Data-driven Neural Architecture Learning For Financial Time-series Forecasting
This work addresses the problem of accurate forecasting for financial analysts by improving prediction in nonstationary and nonlinear time-series data, though it appears incremental as it builds on existing neural architecture learning methods.
The paper tackles financial time-series forecasting by proposing a data-driven neural architecture learning algorithm that adaptively learns a mapping function using Generalized Operational Perceptrons, addressing imbalanced data with a modified objective function. Experiments on a large-scale Limit Order Book dataset show it outperforms related algorithms, including tensor-based methods.

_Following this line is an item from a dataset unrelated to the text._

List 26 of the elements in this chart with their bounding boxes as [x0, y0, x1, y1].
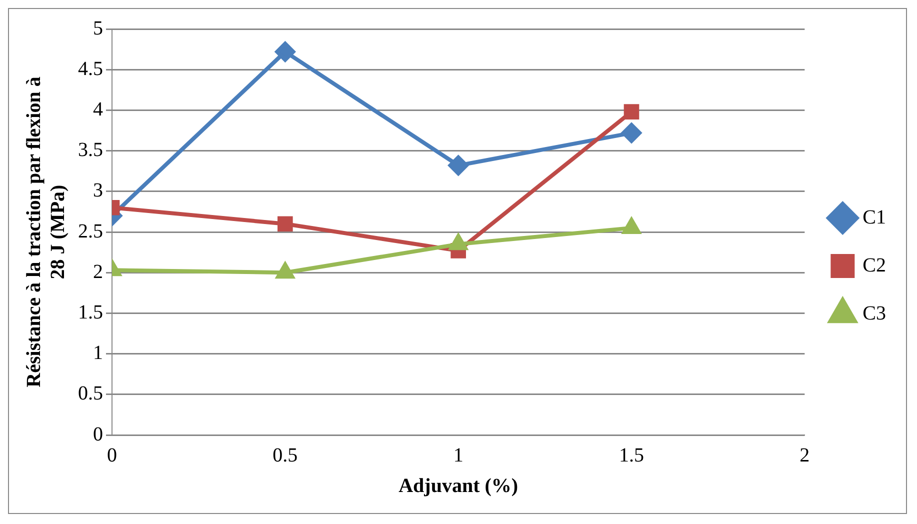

Forecasting based on financial time-series is a challenging task since most real-world data exhibits nonstationary property and nonlinear dependencies. In addition, different data modalities often embed different nonlinear relationships which are difficult to capture by human-designed models. To tackle the supervised learning task in financial time-series prediction, we propose the application of a recently formulated algorithm that adaptively learns a mapping function, realized by a heterogeneous neural architecture composing of Generalized Operational Perceptron, given a set of labeled data. With a modified objective function, the proposed algorithm can accommodate the frequently observed imbalanced data distribution problem. Experiments on a large-scale Limit Order Book dataset demonstrate that the proposed algorithm outperforms related algorithms, including tensor-based methods which have access to a broader set of input information.